Вместе с ним теплеет ее лицо: «Что ж, довольно, девочка, молодцом! Вы прошли испытанье в конце концов, хоть всего не знал он».
…Был готов за всех заплатить собой — а на смерть отважится не любой. Но, когда истаивает любовь, этой жертвы мало. Если б мир спасенный его забыл, не сумел бы злой избежать судьбы. Да, видать, остался на свете пыл! Приходящий следом — разбивает цепь, замыкает круг, и спаситель тоже спасется вдруг, и душевный жар, жар сердец и рук принесет победу.
«Вот теперь я вижу, что он не мой. Возвращайтесь оба к себе домой — чародейство станет простой зимой, не встревожит боле».
И струною — звон ледяных дверей: тот, кого искала, живой пред ней, и нельзя сказать, кто из них сильней руки сжал, до боли…
«Что стоишь ты, девочка? Ну, иди! Ведь дорога долгая впереди».
Сердце бухает гулко в ее груди, и, ладонь давая, не отводит взгляда она тогда. А глаза его серые — корка льда… под которой бьется, звенит вода, навсегда живая.
…И рассветное небо огнем горит, и уходят волки в костер зари. Через тундру двое идут — смотри! — и молчат о чем-то. У шамана тверд и неспешен шаг, по улыбке видно — поет душа, южный ветер кудри его смешал с косами девчонки.
***
У меня есть друг — разведчик и проводник, он следы читает легче, чем строки книг, он к лесным тропинкам с детства еще привык и проходит ими, не всколыхнув листочка. Вся граница знает: первый стрелок в краях! Не найти искусней, опытней, я не я, и враги боятся грома его ружья, потому что каждый выстрел чертовски точен.
Я — иное дело; что тут за спрос и суд? Заблудиться просто тем, кто не жил в лесу. По какой дороге ноги меня несут, не успел понять рассудок в тот летний вечер. Погнала беда, быстрей, или не уйдешь! Перебили всех — кто плох был и кто хорош, беглецов искали пуля да острый нож… но послало, верно, небо его навстречу.
Он окинул взглядом, жестом велел молчать и одним движеньем сбросил ружье с плеча.
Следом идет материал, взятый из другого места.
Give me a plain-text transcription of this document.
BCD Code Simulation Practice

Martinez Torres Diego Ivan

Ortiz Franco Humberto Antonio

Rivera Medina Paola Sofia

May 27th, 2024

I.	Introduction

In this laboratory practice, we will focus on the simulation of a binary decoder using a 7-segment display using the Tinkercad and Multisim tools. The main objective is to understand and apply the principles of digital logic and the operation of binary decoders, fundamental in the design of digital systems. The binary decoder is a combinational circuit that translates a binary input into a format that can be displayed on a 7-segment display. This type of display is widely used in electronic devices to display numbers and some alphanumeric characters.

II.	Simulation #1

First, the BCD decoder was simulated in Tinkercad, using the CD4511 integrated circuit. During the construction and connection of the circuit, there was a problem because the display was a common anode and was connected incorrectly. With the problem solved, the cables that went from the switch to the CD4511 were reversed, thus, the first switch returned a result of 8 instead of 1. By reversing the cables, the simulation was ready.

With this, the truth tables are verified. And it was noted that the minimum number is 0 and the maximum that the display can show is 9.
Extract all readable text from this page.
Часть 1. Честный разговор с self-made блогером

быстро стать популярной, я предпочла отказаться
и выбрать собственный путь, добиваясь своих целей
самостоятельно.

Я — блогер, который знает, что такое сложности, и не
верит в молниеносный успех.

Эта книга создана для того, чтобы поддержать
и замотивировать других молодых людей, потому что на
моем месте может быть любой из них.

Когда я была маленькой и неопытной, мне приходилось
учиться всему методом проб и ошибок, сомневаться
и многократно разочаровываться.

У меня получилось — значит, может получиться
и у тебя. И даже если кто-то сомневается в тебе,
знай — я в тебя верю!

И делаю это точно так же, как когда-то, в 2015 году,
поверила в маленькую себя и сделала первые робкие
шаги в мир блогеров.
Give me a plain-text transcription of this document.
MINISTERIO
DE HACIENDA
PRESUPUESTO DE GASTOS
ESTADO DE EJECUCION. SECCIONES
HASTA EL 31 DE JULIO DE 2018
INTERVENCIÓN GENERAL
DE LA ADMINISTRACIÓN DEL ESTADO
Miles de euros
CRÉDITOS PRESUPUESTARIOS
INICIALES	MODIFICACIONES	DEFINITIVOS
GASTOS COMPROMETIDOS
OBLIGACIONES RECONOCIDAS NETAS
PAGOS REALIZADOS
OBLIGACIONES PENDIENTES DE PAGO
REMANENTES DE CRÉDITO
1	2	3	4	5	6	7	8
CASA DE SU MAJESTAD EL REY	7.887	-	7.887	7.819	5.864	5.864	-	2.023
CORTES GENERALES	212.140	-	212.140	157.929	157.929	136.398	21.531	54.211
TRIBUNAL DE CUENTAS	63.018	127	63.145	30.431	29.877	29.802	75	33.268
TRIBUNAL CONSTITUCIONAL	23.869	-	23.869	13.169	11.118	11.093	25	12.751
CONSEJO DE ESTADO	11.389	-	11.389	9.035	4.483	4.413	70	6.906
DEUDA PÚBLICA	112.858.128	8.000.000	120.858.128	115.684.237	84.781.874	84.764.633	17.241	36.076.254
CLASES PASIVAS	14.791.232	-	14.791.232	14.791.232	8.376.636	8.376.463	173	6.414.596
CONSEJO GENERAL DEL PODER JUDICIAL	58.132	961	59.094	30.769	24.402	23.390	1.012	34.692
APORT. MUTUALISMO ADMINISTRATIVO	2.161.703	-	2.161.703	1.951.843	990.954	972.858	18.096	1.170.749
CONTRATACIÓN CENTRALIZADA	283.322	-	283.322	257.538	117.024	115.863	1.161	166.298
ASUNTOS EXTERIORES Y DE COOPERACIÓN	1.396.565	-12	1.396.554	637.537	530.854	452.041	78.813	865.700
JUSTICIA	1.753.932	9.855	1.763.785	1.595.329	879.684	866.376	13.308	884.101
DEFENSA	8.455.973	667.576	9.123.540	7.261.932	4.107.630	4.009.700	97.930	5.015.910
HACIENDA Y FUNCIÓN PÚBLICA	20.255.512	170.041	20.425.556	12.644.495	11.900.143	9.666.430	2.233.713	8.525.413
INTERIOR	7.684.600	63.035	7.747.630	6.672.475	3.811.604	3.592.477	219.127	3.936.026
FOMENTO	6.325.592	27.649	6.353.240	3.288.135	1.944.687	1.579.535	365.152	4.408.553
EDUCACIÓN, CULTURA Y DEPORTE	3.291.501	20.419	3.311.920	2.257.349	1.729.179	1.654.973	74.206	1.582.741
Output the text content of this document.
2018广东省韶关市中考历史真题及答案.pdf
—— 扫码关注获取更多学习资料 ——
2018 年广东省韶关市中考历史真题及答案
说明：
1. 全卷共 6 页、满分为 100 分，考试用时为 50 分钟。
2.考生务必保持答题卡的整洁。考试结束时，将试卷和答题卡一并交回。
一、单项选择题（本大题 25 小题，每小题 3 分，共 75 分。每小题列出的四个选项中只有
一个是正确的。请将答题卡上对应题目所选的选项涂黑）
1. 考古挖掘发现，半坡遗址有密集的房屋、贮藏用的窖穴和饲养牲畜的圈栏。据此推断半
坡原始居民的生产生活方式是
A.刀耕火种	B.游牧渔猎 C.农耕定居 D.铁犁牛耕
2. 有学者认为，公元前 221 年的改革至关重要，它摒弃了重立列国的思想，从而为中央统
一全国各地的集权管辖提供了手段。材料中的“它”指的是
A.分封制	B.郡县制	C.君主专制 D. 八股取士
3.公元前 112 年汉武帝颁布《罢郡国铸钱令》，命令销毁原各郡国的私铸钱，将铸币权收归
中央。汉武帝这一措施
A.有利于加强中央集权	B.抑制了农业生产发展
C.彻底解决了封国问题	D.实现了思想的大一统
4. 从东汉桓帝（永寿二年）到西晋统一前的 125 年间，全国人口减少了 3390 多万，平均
А потом сквозь чащу двигались добрый час, не роняя слов — шуметь, он сказал, не нужно. Подошли к его убежищу в темноте. Ни о чем сначала спрашивать не хотел. Посидел, вздохнул: повадки твои не те, подведешь ведь, неумеха, под вражьи ружья…
Скоро год знакомству, но не конец войне, и не раз мы с ним стояли спина к спине, и не раз казалось: выхода больше нет, неужели снова не получилось тише?.. Но всегда справлялись и прорывали круг…
У меня есть самый лучший на свете друг.
Где-то в кронах солнце прячется поутру. Мы смеемся: он впервые меня не слышал.